Am besten siehts beim Mondvolk aus. Da sitzen sie auf 4-5 Gassen dick auch oben auf den Oberträgern (und schützen damit ihre Brut). Bei Sternchen und Kringelchen sind die Bienen weniger zahlreich, aber „es lebt“, und überall sind auch Futtervorräte oben zu sehen, so daß ich jetzt hoffe, daß auch die beiden kleineren Völker genug Bienenmasse haben, um Brut aufzuziehen und sich für den Frühling zu stärken.

Mit diesen erfreulichen Nachrichten verbleibe ich mit freundlichen Grüßen
die sonnen- und frischlufthungrige Gärtnerin*

Fjonka

*muß mich beeilen, langsam schieben sich schon die Schleier vor die Sonne, und für nachmittags ist Regen angesagt…..

PS Nach der Mittagspause: Bin grad über dies hier gestolpert: vor vier Jahren am 2.3. gab es erst einen einzigen Krokus!

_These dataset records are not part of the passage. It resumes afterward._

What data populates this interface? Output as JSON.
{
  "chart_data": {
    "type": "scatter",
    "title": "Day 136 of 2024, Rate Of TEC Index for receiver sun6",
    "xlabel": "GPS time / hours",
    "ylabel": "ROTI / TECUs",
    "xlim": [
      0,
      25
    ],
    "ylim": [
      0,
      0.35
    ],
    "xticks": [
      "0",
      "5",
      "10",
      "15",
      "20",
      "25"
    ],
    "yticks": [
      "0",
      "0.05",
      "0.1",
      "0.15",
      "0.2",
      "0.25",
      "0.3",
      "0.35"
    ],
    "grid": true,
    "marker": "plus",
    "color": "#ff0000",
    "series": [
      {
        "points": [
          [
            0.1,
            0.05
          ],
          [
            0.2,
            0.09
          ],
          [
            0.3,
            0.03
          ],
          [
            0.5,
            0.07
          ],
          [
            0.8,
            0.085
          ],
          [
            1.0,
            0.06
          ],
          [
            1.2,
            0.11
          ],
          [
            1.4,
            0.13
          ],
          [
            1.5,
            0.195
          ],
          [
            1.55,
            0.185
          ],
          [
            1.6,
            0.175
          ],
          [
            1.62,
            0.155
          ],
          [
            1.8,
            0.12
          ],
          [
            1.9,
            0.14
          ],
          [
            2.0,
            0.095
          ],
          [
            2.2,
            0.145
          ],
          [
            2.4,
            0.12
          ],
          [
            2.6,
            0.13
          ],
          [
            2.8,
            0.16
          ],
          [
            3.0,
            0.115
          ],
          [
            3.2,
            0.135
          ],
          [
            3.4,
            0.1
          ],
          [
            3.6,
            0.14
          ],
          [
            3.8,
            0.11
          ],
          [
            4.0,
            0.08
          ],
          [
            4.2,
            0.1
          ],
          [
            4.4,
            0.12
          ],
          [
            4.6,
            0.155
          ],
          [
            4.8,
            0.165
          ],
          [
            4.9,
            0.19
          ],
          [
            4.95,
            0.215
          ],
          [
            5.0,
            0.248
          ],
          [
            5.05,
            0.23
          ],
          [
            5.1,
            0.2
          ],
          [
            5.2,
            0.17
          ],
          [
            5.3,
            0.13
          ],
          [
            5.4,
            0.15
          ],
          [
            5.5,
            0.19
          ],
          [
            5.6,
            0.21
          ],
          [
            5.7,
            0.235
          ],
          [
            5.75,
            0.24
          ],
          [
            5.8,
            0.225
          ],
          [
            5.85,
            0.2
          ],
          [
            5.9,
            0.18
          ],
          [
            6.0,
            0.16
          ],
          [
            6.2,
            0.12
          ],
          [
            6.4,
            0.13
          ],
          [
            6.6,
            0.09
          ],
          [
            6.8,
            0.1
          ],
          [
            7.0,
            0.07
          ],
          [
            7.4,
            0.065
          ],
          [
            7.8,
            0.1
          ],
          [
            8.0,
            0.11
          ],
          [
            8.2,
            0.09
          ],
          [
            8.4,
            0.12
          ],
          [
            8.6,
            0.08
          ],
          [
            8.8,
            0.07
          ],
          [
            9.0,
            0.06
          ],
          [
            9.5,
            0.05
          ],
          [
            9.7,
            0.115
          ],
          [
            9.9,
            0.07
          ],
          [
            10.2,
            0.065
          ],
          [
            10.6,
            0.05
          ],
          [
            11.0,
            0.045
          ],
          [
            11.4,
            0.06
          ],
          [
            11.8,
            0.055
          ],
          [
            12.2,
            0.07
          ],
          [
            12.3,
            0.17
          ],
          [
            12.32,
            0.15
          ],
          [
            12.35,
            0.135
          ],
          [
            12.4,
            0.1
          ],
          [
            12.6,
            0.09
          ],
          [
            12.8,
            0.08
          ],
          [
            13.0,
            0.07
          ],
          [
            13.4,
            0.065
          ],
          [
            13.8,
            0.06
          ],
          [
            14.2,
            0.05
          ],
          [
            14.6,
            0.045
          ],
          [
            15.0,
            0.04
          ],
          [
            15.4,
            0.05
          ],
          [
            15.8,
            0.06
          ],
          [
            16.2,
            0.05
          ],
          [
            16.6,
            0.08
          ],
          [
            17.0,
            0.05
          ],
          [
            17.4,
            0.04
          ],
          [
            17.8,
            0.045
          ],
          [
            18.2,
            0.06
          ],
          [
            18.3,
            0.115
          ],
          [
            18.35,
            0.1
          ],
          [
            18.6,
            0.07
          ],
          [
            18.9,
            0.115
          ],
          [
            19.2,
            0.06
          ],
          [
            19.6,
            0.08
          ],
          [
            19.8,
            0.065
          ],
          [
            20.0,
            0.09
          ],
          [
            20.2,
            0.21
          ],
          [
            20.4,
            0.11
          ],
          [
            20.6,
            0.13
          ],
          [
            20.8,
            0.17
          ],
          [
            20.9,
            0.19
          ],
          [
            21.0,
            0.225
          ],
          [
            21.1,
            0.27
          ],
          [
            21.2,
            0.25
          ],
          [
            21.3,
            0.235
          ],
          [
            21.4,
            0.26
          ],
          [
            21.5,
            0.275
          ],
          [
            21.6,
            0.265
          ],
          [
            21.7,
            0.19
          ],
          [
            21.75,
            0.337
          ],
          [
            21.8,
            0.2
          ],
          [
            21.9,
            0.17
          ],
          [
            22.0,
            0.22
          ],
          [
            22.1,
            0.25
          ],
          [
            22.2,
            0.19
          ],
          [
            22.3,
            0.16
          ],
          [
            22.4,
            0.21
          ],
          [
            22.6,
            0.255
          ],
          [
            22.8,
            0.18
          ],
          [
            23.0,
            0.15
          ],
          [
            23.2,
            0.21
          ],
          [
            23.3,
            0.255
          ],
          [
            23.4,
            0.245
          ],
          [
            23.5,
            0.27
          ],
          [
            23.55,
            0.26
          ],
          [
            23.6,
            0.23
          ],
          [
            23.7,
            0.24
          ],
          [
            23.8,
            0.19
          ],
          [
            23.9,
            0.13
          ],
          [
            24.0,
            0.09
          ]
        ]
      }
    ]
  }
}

Jetzt ist vorn im Staudenbeet ein Krokusmeer – nicht nur die zarten Elfenkrokusse, sondern auch schon „normale“ lila und auch gelbe und weiße recken sich der Sonne entgegen, die durch den darübergelegten Schleier noch immer scheint. Und auch 3-5 Bienen lassen sich jetzt sehen (aber das ist nicht symbolisch gemeint, mehr sind’s tatsächlich nicht….. Schleiersonne mit kaltem Wind bei 7° ist halt doch noch nicht das Idealwetter)

 

In den Startlöchern

  • Krokusse,
  • Haseln,
  • Biens,
  • Weiden,
  • Kornelkirschen,
  • sogar die Narzissen schon –
  • und ich

Wir alle warten, daß wir endlich, endlich loslegen können.

Was fehlt uns?
SONNE fehlt uns!
Ich war vorhin kurz draußen, ein paar Staudenstengel schneiden. Bevor der Hagel runterdonnerte. Wäre die Sonne bei denselben Temperaturen draußen (und mit demselben Wind wie jetzt), dann wäre alles gut – aber sie ist nicht. Oder wenn, nur für wenige Minuten. Und so warten wir weiter – die Weiden schieben ihre noch weißen Kätzchen hervor, die Haseln blühen schon und sind enttäuscht, weil Biens nicht kommen, um Pollen zu naschen, die Krokusse lassen ihre Kelche zugeklappt, die Kornelkirschen ihre schon gelben Knospen geschlossen – und ich? Ich mache den Ofen an, damit mir warm wird und warte zusammen mit den anderen auf den ersten schönen Frühlingstag.